Ceny rosną wręcz galopują, między innymi dlatego że gotówka z 500+ weszła na rynek, między innymi dlatego jak fatalnie sa zarządzane publiczne pieniądze, rozdawane nie tam gdzie sa faktyczne potrzeby a jak brakuje to dodrukowywany jest pusty pieniądz.. zduszana przedsiębiorczość w produkcji, a gloryfikowana przedsiębiorczośc zasiłkowa... Obrywamy wszyscy zwyżką cen więc trudno się dziwić, że nadwyrężone budżety tez nie wyrabiają. Wiele osób starszych i takich będących w okolicach 60tki jeśli tylko zdrowotnie podwinie im się noga - nie ma za co zyć i spychanych jest na margines z dnia na dzień- są za bogaci na pomoc finansową, a zbyt uczciwi lub dumni by wołac "panie dej bo mi się należy".. Do tego niewidzialni i na rynku pracy i w kolejkach szpitalnych. Bo wszędzie wchodzi pani w ciązy lub z dzieckiem "ja mam pierwszeństwo/dziecko najwazniejsze/mnie się nalezy". Kto jest w sytuacji bardziej wymagającej wsparcia?

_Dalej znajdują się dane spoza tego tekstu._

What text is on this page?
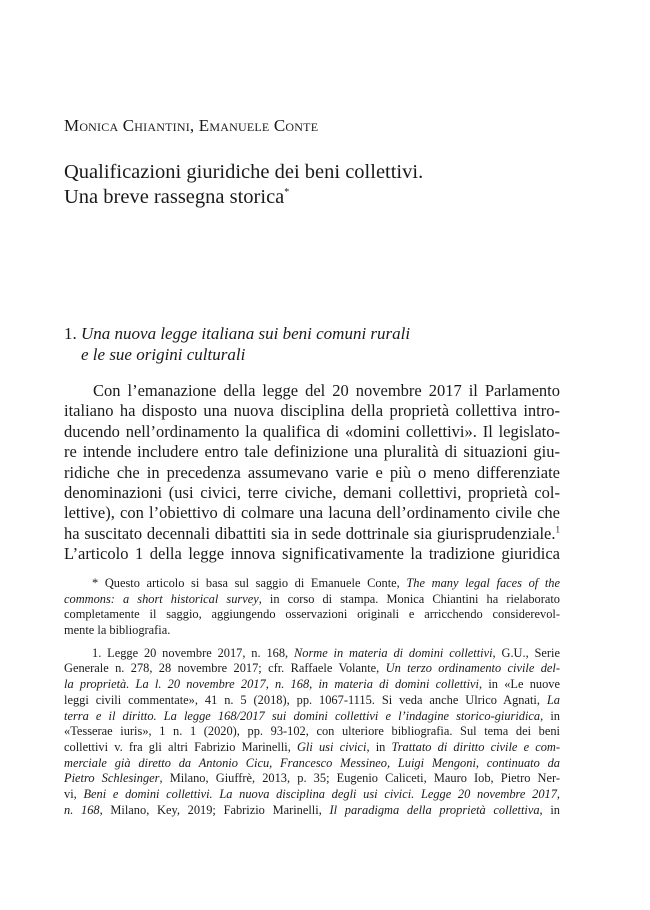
Monica Chiantini, Emanuele Conte
Qualificazioni giuridiche dei beni collettivi.
Una breve rassegna storica*
1. Una nuova legge italiana sui beni comuni rurali
e le sue origini culturali
Con l’emanazione della legge del 20 novembre 2017 il Parlamento
italiano ha disposto una nuova disciplina della proprietà collettiva intro-
ducendo nell’ordinamento la qualifica di «domini collettivi». Il legislato-
re intende includere entro tale definizione una pluralità di situazioni giu-
ridiche che in precedenza assumevano varie e più o meno differenziate
denominazioni (usi civici, terre civiche, demani collettivi, proprietà col-
lettive), con l’obiettivo di colmare una lacuna dell’ordinamento civile che
ha suscitato decennali dibattiti sia in sede dottrinale sia giurisprudenziale.$^1$
L’articolo 1 della legge innova significativamente la tradizione giuridica
* Questo articolo si basa sul saggio di Emanuele Conte, The many legal faces of the
commons: a short historical survey, in corso di stampa. Monica Chiantini ha rielaborato
completamente il saggio, aggiungendo osservazioni originali e arricchendo considerevol-
mente la bibliografia.
1. Legge 20 novembre 2017, n. 168, Norme in materia di domini collettivi, G.U., Serie
Generale n. 278, 28 novembre 2017; cfr. Raffaele Volante, Un terzo ordinamento civile del-
la proprietà. La l. 20 novembre 2017, n. 168, in materia di domini collettivi, in «Le nuove
leggi civili commentate», 41 n. 5 (2018), pp. 1067-1115. Si veda anche Ulrico Agnati, La
terra e il diritto. La legge 168/2017 sui domini collettivi e l’indagine storico-giuridica, in
«Tesserae iuris», 1 n. 1 (2020), pp. 93-102, con ulteriore bibliografia. Sul tema dei beni
collettivi v. fra gli altri Fabrizio Marinelli, Gli usi civici, in Trattato di diritto civile e com-
merciale già diretto da Antonio Cicu, Francesco Messineo, Luigi Mengoni, continuato da
Pietro Schlesinger, Milano, Giuffrè, 2013, p. 35; Eugenio Caliceti, Mauro Iob, Pietro Ner-
vi, Beni e domini collettivi. La nuova disciplina degli usi civici. Legge 20 novembre 2017,
n. 168, Milano, Key, 2019; Fabrizio Marinelli, Il paradigma della proprietà collettiva, in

Zdrowa kobieta w ciąży -gdzie od pierwszego tygodnia po zapłodnieniu bierze zwolnienie lekarskie i jest utrzymywana przez system przez kolejne dwa lata "bo jej się należy/ciąza to choroba więc całą się spędza na zasiłku" ? Czy 59latka która uczciwie pracowała całe życie w realiach malomiasteczkowych-czyli zarobki słabe, czy ta osoba z zaawansowanym rakiem mniej jest warta wsparcia i skonsolidowanej pomocy państwa (kto choruje to wie jak ta pomoc państwa wyglada w praktyce) niż zdrowe młode matki i ich dzieci- oczekujące sponsoringu państwa przez wiele lat, jedynie z racji posiadania potomstwa? Gdzie nie wiadomo czy te dzieci w ogóle w Polsce podejmą kiedyś pracę - bo jedne utkwią na zasiłkach, a inne wolą pracowac za granica za lepsze pieniądze lub w ogóle stąd wyjechać? Fundusze na utrzymanie tych dzieci i wieloletnich macierzyńskich były ściągane w podatkach między innymi z pensji takiej oficjalnie zatrudnionej w/w starszej pani, która przez lata się dokładając by inni mogli korzystać -w momencie starzenia lub swojej choroby staje się tylko problemem systemu.
Odpowiedz
balu
2021-08-13 10:59:41
0 7
Jaworina, pracownikom też trzeba zapłacić wynagrodzenie, nikt charytatywnie gotował nie będzie. To nie są stawki komercyjne, tylko pokrywające wszystkie koszty przygotowania posiłków. Przestańcie wreszcie uważać, że wszystko Wam się należy za darmo. No chyba że Ty za darmo pracujesz, to szacun.
Odpowiedz
tezet
2021-08-13 11:49:04
5 0
Niemcy Włochy Francja dzieci nie płaca za nic ani za jedzenie ani za ksiazki ani za zeszyty
Zarówno gmina jak i powiat dostają od MEiN pieniądze na każdego ucznia.
A prawo mówi bardzo wyraźnie ze w stołówce szkolnej dziecko płaci tylko za wsad do kotła
Odpowiedz
oioioi
2021-08-13 12:03:49
0 2
@tezet: a który dokładnie przepis prawa?
Odpowiedz
tezet
2021-08-13 12:23:16
2 2
Art. 106. - [Stołówki szkolne] - Prawo oświatowe.
Pełna treść
Dziennik Ustaw
Dz.U.2021.1082 t.j. | Akt obowiązujący
Wersja od: 1 lipca 2021 r. do: 31 sierpnia 2022 r.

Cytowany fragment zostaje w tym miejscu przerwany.